Seputar Publik / Opini

MOI Lebak Soroti Kinerja Ketua DPRD, Desak Evaluasi Jabatan dan Klarifikasi Terbuka

Ketua MOI Kabupaten Lebak menyampaikan sejumlah catatan terkait kinerja, fungsi pengawasan, dan integritas Ketua DPRD Lebak serta meminta evaluasi sesuai mekanisme dan ketentuan peraturan perundang-undangan.
Ketua MOI Kabupaten Lebak menyampaikan pernyataan resmi terkait penilaian terhadap kinerja dan integritas Ketua DPRD Kabupaten Lebak, disertai dorongan agar dilakukan evaluasi serta klarifikasi secara terbuka sesuai mekanisme yang berlaku. Ketua MOI Kabupaten Lebak menyampaikan pernyataan resmi terkait penilaian terhadap kinerja dan integritas Ketua DPRD Kabupaten Lebak, disertai dorongan agar dilakukan evaluasi serta klarifikasi secara terbuka sesuai mekanisme yang berlaku.

Seputarpublik.com || LEBAK BANTEN – Perkumpulan Media Online Indonesia (MOI) Kabupaten Lebak menyampaikan penilaian terhadap kinerja Ketua DPRD Kabupaten Lebak. Dalam keterangan pers yang disampaikan pada Senin (27/7/2026), organisasi tersebut menilai perlu dilakukan evaluasi terhadap kepemimpinan Ketua DPRD berdasarkan sejumlah catatan yang mereka sampaikan.

Ketua MOI Kabupaten Lebak, Deni Rukmansyah, menyatakan bahwa kepemimpinan lembaga legislatif daerah idealnya berlandaskan pada tiga prinsip utama, yakni integritas, keberpihakan kepada kepentingan publik, serta keteladanan dalam menjaga kebebasan berpendapat dan berekspresi.

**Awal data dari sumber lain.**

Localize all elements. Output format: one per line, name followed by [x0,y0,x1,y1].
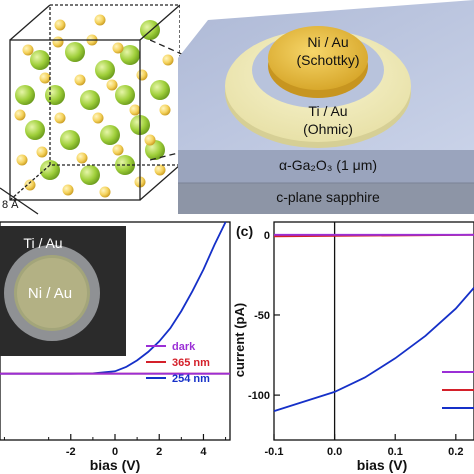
c-y-tick-label: 0 [264,230,270,242]
gallium-atom [80,165,100,185]
c-legend-partial [442,371,474,409]
oxygen-atom [112,42,124,54]
oxygen-atom [144,134,156,146]
legend-label-365nm: 365 nm [172,357,210,369]
gallium-atom [95,60,115,80]
device-inset-photo [0,226,126,356]
c-series-line-254nm [273,287,474,412]
crystal-structure-panel: 8 Å [0,0,181,220]
oxygen-atom [52,36,64,48]
gallium-atom [80,90,100,110]
oxygen-atom [129,104,141,116]
legend-label-dark: dark [172,341,196,353]
oxygen-atom [76,152,88,164]
oxygen-atom [112,144,124,156]
device-schematic-panel: Ni / Au (Schottky) Ti / Au (Ohmic) α-Ga₂… [178,0,474,218]
oxygen-atom [54,19,66,31]
oxygen-atom [106,79,118,91]
gallium-atom [15,85,35,105]
c-x-tick-label: 0.2 [448,446,463,458]
gallium-atom [150,80,170,100]
oxygen-atom [62,184,74,196]
left-x-tick-label: 2 [156,446,162,458]
c-x-tick-label: 0.0 [327,446,342,458]
oxygen-atom [54,112,66,124]
left-x-tick-label: 4 [200,446,207,458]
left-iv-chart: Ti / Au Ni / Au -2 0 2 4 dark 365 nm 254 nm… [0,221,231,473]
oxygen-atom [36,146,48,158]
left-x-tick-label: 0 [112,446,118,458]
left-legend: dark 365 nm 254 nm [146,341,210,385]
gallium-atom [60,130,80,150]
ohmic-note-label: (Ohmic) [303,121,353,137]
oxygen-atom [159,104,171,116]
oxygen-atom [14,109,26,121]
oxygen-atom [162,54,174,66]
left-x-tick-label: -2 [66,446,76,458]
gallium-atom [100,125,120,145]
gallium-atom [120,45,140,65]
schottky-note-label: (Schottky) [296,52,360,68]
gallium-atom [65,42,85,62]
c-x-tick-label: -0.1 [265,446,284,458]
c-plot-frame [273,221,474,441]
oxygen-atom [99,186,111,198]
c-x-tick-label: 0.1 [388,446,403,458]
oxygen-atom [154,164,166,176]
oxygen-atom [92,112,104,124]
oxygen-atom [22,44,34,56]
gallium-atom [115,85,135,105]
oxygen-atom [24,179,36,191]
inset-outer-label: Ti / Au [23,235,62,251]
legend-label-254nm: 254 nm [172,373,210,385]
film-layer-label: α-Ga₂O₃ (1 μm) [278,157,378,173]
c-y-axis-label: current (pA) [232,303,247,377]
gallium-atom [30,50,50,70]
c-y-tick-label: -50 [254,310,270,322]
ohmic-metal-label: Ti / Au [308,103,348,119]
oxygen-atom [136,69,148,81]
gallium-atom [45,85,65,105]
inset-inner-label: Ni / Au [28,285,72,302]
oxygen-atom [16,154,28,166]
left-x-axis-label: bias (V) [90,457,141,473]
oxygen-atom [39,72,51,84]
panel-c-iv-chart: (c) current (pA) -0.1 0.0 0.1 0.2 0 -50 -100 b… [232,221,474,473]
crystal-atoms [14,14,174,198]
schottky-metal-label: Ni / Au [307,34,349,50]
oxygen-atom [74,74,86,86]
lattice-constant-label: 8 Å [2,198,19,211]
gallium-atom [25,120,45,140]
oxygen-atom [94,14,106,26]
panel-c-label: (c) [236,223,253,239]
c-y-tick-label: -100 [248,390,270,402]
c-x-axis-label: bias (V) [357,457,408,473]
substrate-layer-label: c-plane sapphire [276,189,380,205]
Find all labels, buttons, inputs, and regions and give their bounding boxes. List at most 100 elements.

Menurut Deni, penilaian yang disampaikan merupakan pandangan organisasi berdasarkan sejumlah persoalan yang dinilai menjadi perhatian publik.

> "Kami menilai secara objektif Ketua DPRD Lebak saat ini sudah tidak lagi layak memimpin lembaga yang seharusnya menjadi rumah aspirasi masyarakat. Mulai dari lemahnya pengawasan anggaran, kurangnya respons terhadap berbagai keluhan masyarakat, hingga adanya kasus dugaan kekerasan terhadap aktivis yang menyeret nama jabatan tersebut, semuanya menjadi perhatian kami," ujar Deni dalam keterangannya.